Where to start when talking about The Source? I think it’s safe to start with just how different a novel this turned out to be compared to what I was expecting after the first chapter.
The Source gets off to one hell of a beginning with an investigative news team getting the inside line on the child sex trade (it’s not a novel for the faint at heart), a dramatic game of cat and mouse and escape that had me thinking I knew where this was going.
And then it changed tact and, I’ll be honest I was starting to wonder where the novel was going to take us but then… then there’s a precise moment – and I don’t want to give away what that is for risk of spoiling the story – at which the penny drops on where the Carly story line is going which just so happens to coincide with the tempo in the Marie narrative switching up a gear, and then this book doesn’t let go. It’s a massively compelling read and it really is a case of not wanting to miss a moment and see how the two narratives collide.

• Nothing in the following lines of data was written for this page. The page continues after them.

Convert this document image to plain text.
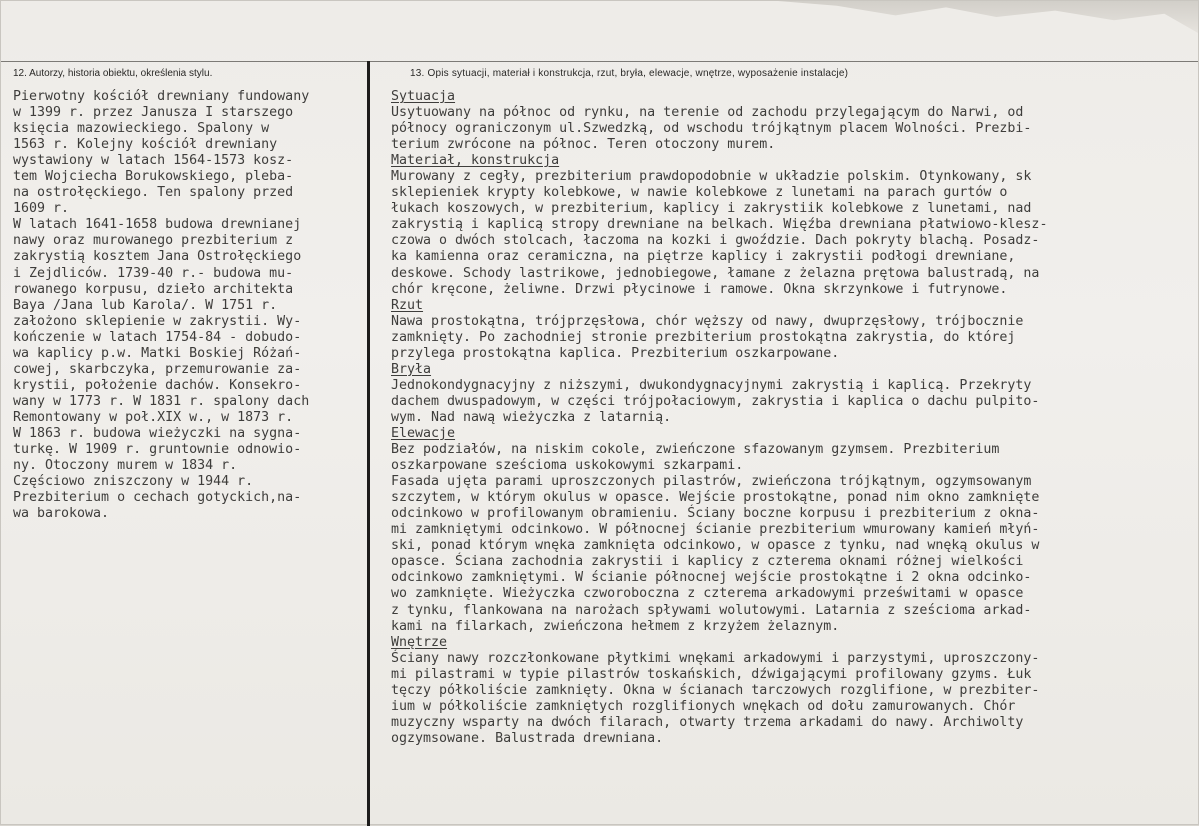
12. Autorzy, historia obiektu, określenia stylu.	13. Opis sytuacji, materiał i konstrukcja, rzut, bryła, elewacje, wnętrze, wyposażenie instalacje)
Pierwotny kościół drewniany fundowany
w 1399 r. przez Janusza I starszego
księcia mazowieckiego. Spalony w
1563 r. Kolejny kościół drewniany
wystawiony w latach 1564-1573 kosz-
tem Wojciecha Borukowskiego, pleba-
na ostrołęckiego. Ten spalony przed
1609 r.
W latach 1641-1658 budowa drewnianej
nawy oraz murowanego prezbiterium z
zakrystią kosztem Jana Ostrołęckiego
i Zejdliców. 1739-40 r.- budowa mu-
rowanego korpusu, dzieło architekta
Baya /Jana lub Karola/. W 1751 r.
założono sklepienie w zakrystii. Wy-
kończenie w latach 1754-84 - dobudo-
wa kaplicy p.w. Matki Boskiej Różań-
cowej, skarbczyka, przemurowanie za-
krystii, położenie dachów. Konsekro-
wany w 1773 r. W 1831 r. spalony dach
Remontowany w poł.XIX w., w 1873 r.
W 1863 r. budowa wieżyczki na sygna-
turkę. W 1909 r. gruntownie odnowio-
ny. Otoczony murem w 1834 r.
Częściowo zniszczony w 1944 r.
Prezbiterium o cechach gotyckich,na-
wa barokowa.
Sytuacja
Usytuowany na północ od rynku, na terenie od zachodu przylegającym do Narwi, od
północy ograniczonym ul.Szwedzką, od wschodu trójkątnym placem Wolności. Prezbi-
terium zwrócone na północ. Teren otoczony murem.
Materiał, konstrukcja
Murowany z cegły, prezbiterium prawdopodobnie w układzie polskim. Otynkowany, sk
sklepieniek krypty kolebkowe, w nawie kolebkowe z lunetami na parach gurtów o
łukach koszowych, w prezbiterium, kaplicy i zakrystiik kolebkowe z lunetami, nad
zakrystią i kaplicą stropy drewniane na belkach. Więźba drewniana płatwiowo-klesz-
czowa o dwóch stolcach, łaczoma na kozki i gwoździe. Dach pokryty blachą. Posadz-
ka kamienna oraz ceramiczna, na piętrze kaplicy i zakrystii podłogi drewniane,
deskowe. Schody lastrikowe, jednobiegowe, łamane z żelazna prętowa balustradą, na
chór kręcone, żeliwne. Drzwi płycinowe i ramowe. Okna skrzynkowe i futrynowe.
Rzut
Nawa prostokątna, trójprzęsłowa, chór węższy od nawy, dwuprzęsłowy, trójbocznie
zamknięty. Po zachodniej stronie prezbiterium prostokątna zakrystia, do której
przylega prostokątna kaplica. Prezbiterium oszkarpowane.
Bryła
Jednokondygnacyjny z niższymi, dwukondygnacyjnymi zakrystią i kaplicą. Przekryty
dachem dwuspadowym, w części trójpołaciowym, zakrystia i kaplica o dachu pulpito-
wym. Nad nawą wieżyczka z latarnią.
Elewacje
Bez podziałów, na niskim cokole, zwieńczone sfazowanym gzymsem. Prezbiterium
oszkarpowane sześcioma uskokowymi szkarpami.
Fasada ujęta parami uproszczonych pilastrów, zwieńczona trójkątnym, ogzymsowanym
szczytem, w którym okulus w opasce. Wejście prostokątne, ponad nim okno zamknięte
odcinkowo w profilowanym obramieniu. Ściany boczne korpusu i prezbiterium z okna-
mi zamkniętymi odcinkowo. W północnej ścianie prezbiterium wmurowany kamień młyń-
ski, ponad którym wnęka zamknięta odcinkowo, w opasce z tynku, nad wnęką okulus w
opasce. Ściana zachodnia zakrystii i kaplicy z czterema oknami różnej wielkości
odcinkowo zamkniętymi. W ścianie północnej wejście prostokątne i 2 okna odcinko-
wo zamknięte. Wieżyczka czworoboczna z czterema arkadowymi prześwitami w opasce
z tynku, flankowana na narożach spływami wolutowymi. Latarnia z sześcioma arkad-
kami na filarkach, zwieńczona hełmem z krzyżem żelaznym.
Wnętrze
Ściany nawy rozczłonkowane płytkimi wnękami arkadowymi i parzystymi, uproszczony-
mi pilastrami w typie pilastrów toskańskich, dźwigającymi profilowany gzyms. Łuk
tęczy półkoliście zamknięty. Okna w ścianach tarczowych rozglifione, w prezbiter-
ium w półkoliście zamkniętych rozglifionych wnękach od dołu zamurowanych. Chór
muzyczny wsparty na dwóch filarach, otwarty trzema arkadami do nawy. Archiwolty
ogzymsowane. Balustrada drewniana.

Sarah Sultoon has written an intricately plotted and unflinching novel that manages the not so mean feat of tackling hugely sensitive and shocking subject matter (grooming, abuse of power and neglect) and still delivering a novel that’s addictive and full of heart. A bloody fine read.
You know this is fiction and yet you also know that there are far too many instances in which it mirrors events that happened and the author is able to carefully portray these without going to far, expertly walking that thin line of leading us to it without actually showing us the events – skilfully pulling emotions from the reader without exploitation. it makes it unbelievably affecting and powerful.
The characters are what will make or break a story that tackles such a barrel of gunpowder like subject and with The Source Sarah Sultoon has given us a great set of characters – each with their own set of revelations and watching as they navigate the perilous turns of The Source is what makes it so compelling as it throws them and the reader through the emotional wringer. And it is a real gamut run of emotions, from frustrated anger to gut-punch ‘oh no’ moments, set against a plot line that’s equally edge of seat reading.
A stunning debut that pulls no punches and succeeds on my levels, The Source is a great read. My thanks to Karen at Orenda for my copy of The Source and to Anne Cater for inviting me to take part in this blog tour.